Hargis also acknowledged that swimming at the national level for a country as competitive as Australia is an uphill task, but a goal that he thinks van der Laan could achieve.

Senior diver Amy Read is another standout international recruit who’s put together a successful career in her four years with the Panthers. Hailing from Leeds, England, Read qualified for the NCAA championships in each of her first three seasons, and broke the school record last year in women’s platform diving with a 289.65 against West Virginia.

Like van der Laan, Read didn’t really view coming to school in the United States as a realistic possibility. Diving head coach Katie Kasprzak, who went to school in Leeds, gave some insight on how separated school and sports are in England.
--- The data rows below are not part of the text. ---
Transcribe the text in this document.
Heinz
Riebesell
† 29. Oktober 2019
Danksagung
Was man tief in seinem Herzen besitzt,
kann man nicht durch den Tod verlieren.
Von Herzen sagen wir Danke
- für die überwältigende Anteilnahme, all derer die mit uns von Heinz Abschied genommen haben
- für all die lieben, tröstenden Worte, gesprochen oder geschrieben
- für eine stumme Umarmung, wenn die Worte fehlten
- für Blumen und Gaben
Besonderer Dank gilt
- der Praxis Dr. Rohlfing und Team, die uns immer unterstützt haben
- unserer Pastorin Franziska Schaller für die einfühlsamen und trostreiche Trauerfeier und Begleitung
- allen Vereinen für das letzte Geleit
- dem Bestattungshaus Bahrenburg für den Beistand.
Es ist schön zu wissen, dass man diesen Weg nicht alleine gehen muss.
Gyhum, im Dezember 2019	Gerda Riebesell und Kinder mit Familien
“There’s no scholarships in collegiate sports — there are teams, but they’re basically like intramural teams,” Kasprzak said. “A lot of divers will either put on hold or choose not to go to college because they’re pursuing their international diving career.”

For Read, choosing one over the other wasn’t an option. As a communications major, she is looking to go to grad school and find a job in the United States. She said that Kasprzak’s experience diving in England then coming over to the United States was a big factor in her choosing Pitt to further both her academic and athletic career.

“Oh, she’s definitely been very instrumental in my diving career,” Read said. “I think there was just something about the way she reached out to me and obviously there was a comfortability there, she knew what it was like to move to America.”

Despite their success in the pool, there are a number of difficulties that come with being an international athlete, especially over the past two years with the COVID-19 pandemic. According to van der Laan, he hasn’t returned to Australia in almost 16 months, making the challenge of being thousands of miles from home even tougher.

“First and foremost, your immediate family’s on the other side of the world, and my freshman year, that was probably one of the biggest things that I had to come to terms with,” he said. “I’m lucky enough to get in contact with my family back home a couple times a week, so that definitely helps but you know, it’s hard not being able to go home for Christmas and all these holidays.”

Read said she was fortunate to make it home for Christmas and is lucky that she isn’t as far from Pittsburgh as some of the other international athletes. She said having other athletes around her who are all dealing with the stresses of getting back home to other countries has helped alleviate some of the stress that comes with competing abroad.

“You’re not alone in the situation you’re in,” Read said. “Like, sometimes if I’m struggling, I’ll always know who the best people are to go and talk to because they’ll be struggling too. I do know that there are a bunch of student athletes at Pitt that weren’t able to go home this Christmas because of how bad it was in Europe.”

Dealing with the challenges of competing for championships, battling homesickness and managing extended periods of time away from their home countries due to the pandemic has formed a bond not just between the international athletes, but their domestic counterparts as well. Kasprzak said she’s really proud of how the athletes have overcome the obstacles and made the most of stressful circumstances.

“They really put their heads down, leaned on each other, and did everything that they could do in their control to make the best of the situation — and that’s something the whole team did, not just the internationals,” Kasprzak said. “Everyone leans on each other, and there’s a really great support network here.”